Tom Bill, head of UK residential research at Knight Frank, noted: “As buyers adapt to higher rates of stamp duty, the positive news is that US trade tariffs announced last week have put downwards pressure on borrowing costs as markets price in an economic slowdown. The Bank of England is now expected to cut rates three times this year rather than twice. The risk is that tariffs ultimately prove to be inflationary and the spillover effects mean upwards pressure on mortgage costs in the UK. For now, the spring market feels steady although the prospect of a tax-raising autumn Budget will throw more uncertainty into the mix later this year.”
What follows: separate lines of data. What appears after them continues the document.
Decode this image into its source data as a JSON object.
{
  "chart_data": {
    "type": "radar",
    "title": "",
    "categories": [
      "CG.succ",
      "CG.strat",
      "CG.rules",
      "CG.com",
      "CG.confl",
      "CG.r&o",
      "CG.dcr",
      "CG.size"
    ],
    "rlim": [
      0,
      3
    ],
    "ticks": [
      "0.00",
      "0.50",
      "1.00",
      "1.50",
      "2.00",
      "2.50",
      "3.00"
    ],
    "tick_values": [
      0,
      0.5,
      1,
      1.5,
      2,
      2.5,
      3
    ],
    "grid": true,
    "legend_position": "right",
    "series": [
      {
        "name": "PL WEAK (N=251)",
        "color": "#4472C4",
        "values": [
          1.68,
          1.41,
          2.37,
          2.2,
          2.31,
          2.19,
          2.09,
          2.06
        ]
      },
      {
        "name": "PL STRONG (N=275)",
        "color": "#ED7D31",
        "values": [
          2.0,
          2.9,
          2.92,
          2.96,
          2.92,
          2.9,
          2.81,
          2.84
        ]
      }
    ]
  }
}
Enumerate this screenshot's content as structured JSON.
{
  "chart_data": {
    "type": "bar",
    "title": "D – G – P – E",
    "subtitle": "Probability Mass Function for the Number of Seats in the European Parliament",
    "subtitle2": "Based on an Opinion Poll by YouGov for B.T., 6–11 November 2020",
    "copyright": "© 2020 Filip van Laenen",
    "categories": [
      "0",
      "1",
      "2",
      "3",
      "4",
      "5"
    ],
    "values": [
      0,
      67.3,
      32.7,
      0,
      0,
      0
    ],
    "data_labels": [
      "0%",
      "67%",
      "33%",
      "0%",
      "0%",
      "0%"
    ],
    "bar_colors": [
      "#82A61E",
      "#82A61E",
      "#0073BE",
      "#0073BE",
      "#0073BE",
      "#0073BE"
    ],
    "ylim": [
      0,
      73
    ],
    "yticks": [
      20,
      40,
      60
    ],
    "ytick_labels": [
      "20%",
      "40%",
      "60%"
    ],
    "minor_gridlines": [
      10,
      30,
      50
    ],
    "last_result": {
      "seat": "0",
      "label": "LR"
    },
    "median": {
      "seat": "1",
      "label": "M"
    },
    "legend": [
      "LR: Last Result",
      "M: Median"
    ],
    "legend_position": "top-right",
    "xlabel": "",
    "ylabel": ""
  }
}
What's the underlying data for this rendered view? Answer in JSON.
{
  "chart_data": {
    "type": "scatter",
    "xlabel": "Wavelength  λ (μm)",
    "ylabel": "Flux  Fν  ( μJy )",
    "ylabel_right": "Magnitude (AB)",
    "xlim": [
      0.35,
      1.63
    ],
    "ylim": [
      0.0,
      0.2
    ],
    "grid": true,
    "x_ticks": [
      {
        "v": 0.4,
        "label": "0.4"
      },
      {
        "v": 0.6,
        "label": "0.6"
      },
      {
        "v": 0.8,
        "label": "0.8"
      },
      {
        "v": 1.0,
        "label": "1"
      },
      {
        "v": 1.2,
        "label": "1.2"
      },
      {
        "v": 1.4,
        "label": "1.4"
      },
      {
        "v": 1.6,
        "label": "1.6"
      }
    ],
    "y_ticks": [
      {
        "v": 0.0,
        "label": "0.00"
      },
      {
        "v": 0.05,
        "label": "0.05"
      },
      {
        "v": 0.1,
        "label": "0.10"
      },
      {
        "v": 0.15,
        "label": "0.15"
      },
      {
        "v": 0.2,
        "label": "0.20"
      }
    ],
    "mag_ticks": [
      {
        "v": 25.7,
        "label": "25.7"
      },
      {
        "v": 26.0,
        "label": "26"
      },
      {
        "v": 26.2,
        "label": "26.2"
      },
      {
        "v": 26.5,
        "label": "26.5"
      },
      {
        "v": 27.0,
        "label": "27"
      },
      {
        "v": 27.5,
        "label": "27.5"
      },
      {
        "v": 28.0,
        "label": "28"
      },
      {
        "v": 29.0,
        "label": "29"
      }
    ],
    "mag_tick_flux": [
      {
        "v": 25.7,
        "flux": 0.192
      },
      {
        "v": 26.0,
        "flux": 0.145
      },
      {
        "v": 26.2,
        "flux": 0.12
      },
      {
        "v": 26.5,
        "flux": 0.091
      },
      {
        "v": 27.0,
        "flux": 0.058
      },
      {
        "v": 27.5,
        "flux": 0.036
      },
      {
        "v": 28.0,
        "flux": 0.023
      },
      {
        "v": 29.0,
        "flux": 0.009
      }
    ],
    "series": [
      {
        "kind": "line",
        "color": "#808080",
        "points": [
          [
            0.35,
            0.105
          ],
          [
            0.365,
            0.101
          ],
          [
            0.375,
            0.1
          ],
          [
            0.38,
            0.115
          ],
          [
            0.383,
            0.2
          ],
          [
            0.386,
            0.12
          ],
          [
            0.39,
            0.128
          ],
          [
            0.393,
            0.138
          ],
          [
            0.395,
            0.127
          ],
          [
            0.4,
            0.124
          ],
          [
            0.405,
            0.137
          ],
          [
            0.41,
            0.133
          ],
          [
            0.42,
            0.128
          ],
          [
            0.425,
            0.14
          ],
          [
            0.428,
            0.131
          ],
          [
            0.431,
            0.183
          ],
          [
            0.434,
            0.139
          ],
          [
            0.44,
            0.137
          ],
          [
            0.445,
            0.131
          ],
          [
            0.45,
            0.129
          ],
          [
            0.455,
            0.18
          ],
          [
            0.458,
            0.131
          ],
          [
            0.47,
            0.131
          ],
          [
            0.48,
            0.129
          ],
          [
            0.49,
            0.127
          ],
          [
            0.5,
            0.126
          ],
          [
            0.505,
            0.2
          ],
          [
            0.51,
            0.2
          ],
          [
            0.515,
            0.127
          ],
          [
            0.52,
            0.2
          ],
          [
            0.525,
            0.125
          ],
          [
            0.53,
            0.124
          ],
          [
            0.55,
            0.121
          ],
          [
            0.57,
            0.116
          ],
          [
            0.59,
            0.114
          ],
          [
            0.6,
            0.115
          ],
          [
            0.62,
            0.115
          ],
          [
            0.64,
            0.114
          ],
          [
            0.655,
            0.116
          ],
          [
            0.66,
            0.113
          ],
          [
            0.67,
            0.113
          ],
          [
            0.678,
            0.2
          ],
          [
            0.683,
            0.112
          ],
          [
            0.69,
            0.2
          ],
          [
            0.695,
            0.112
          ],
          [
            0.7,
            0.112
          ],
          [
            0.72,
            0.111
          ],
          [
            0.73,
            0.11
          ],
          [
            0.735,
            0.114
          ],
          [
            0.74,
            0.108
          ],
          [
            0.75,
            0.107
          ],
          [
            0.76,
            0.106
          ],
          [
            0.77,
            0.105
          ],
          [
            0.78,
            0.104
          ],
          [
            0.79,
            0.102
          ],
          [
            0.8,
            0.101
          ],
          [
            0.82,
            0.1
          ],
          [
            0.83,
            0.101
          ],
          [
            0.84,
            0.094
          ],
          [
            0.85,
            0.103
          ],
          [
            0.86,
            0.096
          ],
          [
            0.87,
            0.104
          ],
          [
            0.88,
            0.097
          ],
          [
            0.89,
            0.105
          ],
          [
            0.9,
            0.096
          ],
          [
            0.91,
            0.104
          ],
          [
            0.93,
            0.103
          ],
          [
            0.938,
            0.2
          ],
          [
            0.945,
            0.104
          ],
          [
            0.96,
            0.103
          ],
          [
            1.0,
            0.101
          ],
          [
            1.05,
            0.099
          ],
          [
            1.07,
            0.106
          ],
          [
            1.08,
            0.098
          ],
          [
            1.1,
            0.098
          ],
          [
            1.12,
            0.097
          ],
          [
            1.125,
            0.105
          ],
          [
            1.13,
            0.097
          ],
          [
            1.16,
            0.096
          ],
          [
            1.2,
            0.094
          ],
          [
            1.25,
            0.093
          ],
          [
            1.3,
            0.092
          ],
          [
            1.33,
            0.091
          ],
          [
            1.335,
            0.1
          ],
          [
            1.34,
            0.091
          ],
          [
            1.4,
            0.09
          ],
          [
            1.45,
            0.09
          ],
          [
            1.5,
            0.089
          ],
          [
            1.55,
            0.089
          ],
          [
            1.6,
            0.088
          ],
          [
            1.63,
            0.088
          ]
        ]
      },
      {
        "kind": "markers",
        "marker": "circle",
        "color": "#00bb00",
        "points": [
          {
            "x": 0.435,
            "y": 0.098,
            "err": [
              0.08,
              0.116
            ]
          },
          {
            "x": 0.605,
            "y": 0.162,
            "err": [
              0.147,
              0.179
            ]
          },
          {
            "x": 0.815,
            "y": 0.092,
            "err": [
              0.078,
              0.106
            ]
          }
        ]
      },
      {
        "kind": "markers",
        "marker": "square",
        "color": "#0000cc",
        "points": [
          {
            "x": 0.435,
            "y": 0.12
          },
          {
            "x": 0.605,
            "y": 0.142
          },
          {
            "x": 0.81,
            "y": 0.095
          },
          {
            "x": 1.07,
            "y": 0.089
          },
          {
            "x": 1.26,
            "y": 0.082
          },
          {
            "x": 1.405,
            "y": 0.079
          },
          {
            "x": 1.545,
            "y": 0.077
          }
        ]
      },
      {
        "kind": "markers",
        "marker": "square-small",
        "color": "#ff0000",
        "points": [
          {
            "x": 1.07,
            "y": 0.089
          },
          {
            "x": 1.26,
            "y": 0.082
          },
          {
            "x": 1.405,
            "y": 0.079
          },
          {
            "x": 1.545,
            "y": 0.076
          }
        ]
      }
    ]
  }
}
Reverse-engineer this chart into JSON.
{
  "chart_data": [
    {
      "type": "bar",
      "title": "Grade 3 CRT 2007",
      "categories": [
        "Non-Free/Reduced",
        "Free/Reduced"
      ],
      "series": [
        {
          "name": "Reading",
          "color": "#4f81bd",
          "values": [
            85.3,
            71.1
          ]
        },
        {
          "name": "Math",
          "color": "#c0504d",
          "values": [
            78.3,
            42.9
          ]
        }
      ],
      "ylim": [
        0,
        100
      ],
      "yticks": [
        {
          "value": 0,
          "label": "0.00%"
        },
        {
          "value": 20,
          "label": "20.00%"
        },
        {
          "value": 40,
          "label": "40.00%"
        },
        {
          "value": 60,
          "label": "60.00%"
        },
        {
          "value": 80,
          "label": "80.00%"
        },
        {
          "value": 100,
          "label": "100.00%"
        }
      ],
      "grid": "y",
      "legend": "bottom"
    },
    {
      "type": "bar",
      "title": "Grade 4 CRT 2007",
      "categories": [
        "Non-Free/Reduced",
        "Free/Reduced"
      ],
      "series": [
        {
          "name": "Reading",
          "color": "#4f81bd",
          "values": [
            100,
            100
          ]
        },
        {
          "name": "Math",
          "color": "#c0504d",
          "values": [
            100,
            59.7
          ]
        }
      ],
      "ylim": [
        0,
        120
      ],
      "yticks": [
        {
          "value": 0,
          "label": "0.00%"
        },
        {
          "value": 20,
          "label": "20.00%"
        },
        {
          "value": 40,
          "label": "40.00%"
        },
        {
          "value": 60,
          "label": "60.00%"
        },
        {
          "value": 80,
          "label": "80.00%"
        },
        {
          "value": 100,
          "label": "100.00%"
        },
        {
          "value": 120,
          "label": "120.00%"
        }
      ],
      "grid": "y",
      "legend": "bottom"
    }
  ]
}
Jean Jameson, chief sales office for Foxtons, commented: “The property market momentum seen throughout 2024 has continued over the first quarter of this year, with the recent reductions to interest rates and the resulting improvements to mortgage affordability proving to be the greatest motivator for homebuyers entering the market in 2025.
“As the year progresses we expect to see house prices continue to strengthen, buoyed by the prospect of further interest rate reductions.”
Verona Frankish, CEO of Yopa, said: “Despite a marginal month on month reduction, the long-term view of the UK property market shows that house prices continue to sit higher than they did this time last year and even versus the previous quarter.
“The nation’s homebuyers have responded favourably as mortgage rates have fallen from the peak seen in August 2023 and whilst they may remain considerably higher than they’ve become accustomed to, market confidence and property values have grown in line with the expectation that the cost of borrowing is only set to trend downwards over the coming year.”
Marc von Grundherr, director of Benham and Reeves, added: “The property market remains fighting fit despite the wider economic turbulence faced on numerous fronts, not least from Trump and his tariff war, and whilst we may see the odd monthly adjustment, the real proof in the pudding is a robust level of annual growth.
“So whilst homeowners could find that the cost of some imported US items might rise should the UK government take a tit for tat approach towards Trump, it could result in a swifter reduction in mortgage rates if inflation remain stubbornly persistent and the Bank of England moves to curb it with a hastened schedule of interest rate cuts.”